Figure 9 Similarities and differences in the IL-4-dependent transcriptional regulation of VEGFA and FLT1 expression between murine and human macrophages. (A) PU.1 and STAT6-specific ChIP-seq signals in IL-4-polarized and non-polarized wild-type murine BMDMs and human differentiating macrophages at the Vegfa/VEGFA loci visualized by the Integrative Genomics Viewer. Conservation scores of the VEGFA locus are presented in the phastCons track, followed by the track that shows the presence of STAT(6) binding motifs. (B) PU.1 and STAT6-specific ChIP-seq signals in IL-4-polarized and non-polarized wild-type murine BMDMs and human differentiating macrophages at the Flt1/FLT1 loci visualized by the Integrative Genomics Viewer. Conservation scores of the VEGFA locus are presented in the phastCons track, followed by the track that shows the presence of STAT(6) binding motifs. (C) Heatmap showing the presence of canonical STAT and STAT6-specific motifs at PU.1 and STAT6 co-bound enhancers in mouse and human Vegfa/VEGFA and Flt1/FLT1 genomic loci. (D) RT-qPCR measurements of VEGFA mRNA expression from IL-4 polarized and non-polarized human CD14⁺ monocyte-derived differentiating macrophages at the indicated time points. Bar graphs present the mean ± SD of three biological replicates. (E) RT-qPCR measurements of VEGFA mRNA expression from IL-4 polarized and non-polarized human CD14⁺ monocyte-derived differentiating macrophages in the absence and presence of STAT6 phosphorylation inhibitor (S6i; 1 µM) at 6 hours after the IL-4 stimulation. Bar graphs present the mean ± SD of three biological replicates. (F) RT-qPCR measurements of VEGFA mRNA expression from IL-4 polarized and non-polarized human CD14⁺ monocyte-derived differentiating macrophages at the indicated time points, under normoxic (21% O₂) and hypoxic conditions (1% O₂).
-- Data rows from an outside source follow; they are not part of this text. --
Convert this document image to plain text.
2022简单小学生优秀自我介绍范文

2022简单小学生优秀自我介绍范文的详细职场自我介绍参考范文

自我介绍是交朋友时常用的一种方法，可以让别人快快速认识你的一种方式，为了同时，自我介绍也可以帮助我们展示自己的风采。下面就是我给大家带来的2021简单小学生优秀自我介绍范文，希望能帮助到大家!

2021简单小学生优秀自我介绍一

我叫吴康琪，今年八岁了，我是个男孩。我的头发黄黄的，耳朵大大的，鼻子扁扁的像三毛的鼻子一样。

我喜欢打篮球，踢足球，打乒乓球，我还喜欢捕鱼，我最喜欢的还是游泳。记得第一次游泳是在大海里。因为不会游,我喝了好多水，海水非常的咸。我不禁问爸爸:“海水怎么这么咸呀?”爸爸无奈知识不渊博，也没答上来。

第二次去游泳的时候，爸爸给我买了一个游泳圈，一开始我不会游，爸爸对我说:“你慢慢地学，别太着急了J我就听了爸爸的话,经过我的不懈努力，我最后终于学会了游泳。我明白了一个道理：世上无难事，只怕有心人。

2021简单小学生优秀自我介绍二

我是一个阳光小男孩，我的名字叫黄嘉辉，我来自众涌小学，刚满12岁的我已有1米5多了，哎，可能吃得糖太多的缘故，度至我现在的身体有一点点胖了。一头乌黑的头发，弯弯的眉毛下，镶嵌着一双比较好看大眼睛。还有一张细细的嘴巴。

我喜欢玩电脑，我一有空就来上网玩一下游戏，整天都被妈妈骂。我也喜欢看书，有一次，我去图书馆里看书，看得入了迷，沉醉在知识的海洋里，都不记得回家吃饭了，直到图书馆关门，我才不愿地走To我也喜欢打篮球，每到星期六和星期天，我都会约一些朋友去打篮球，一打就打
Bar graphs present the mean ± SD of three biological replicates. (G) RT-qPCR measurements of FLT1 mRNA expression from IL-4 polarized and non-polarized human CD14⁺ monocyte-derived differentiating macrophages at the indicated time points, under normoxic (21% O₂) and hypoxic conditions (1% O₂). Bar graphs present the mean ± SD of three biological replicates. #p<0.1, *p <0.05, **p <0.01, ns, not significant change.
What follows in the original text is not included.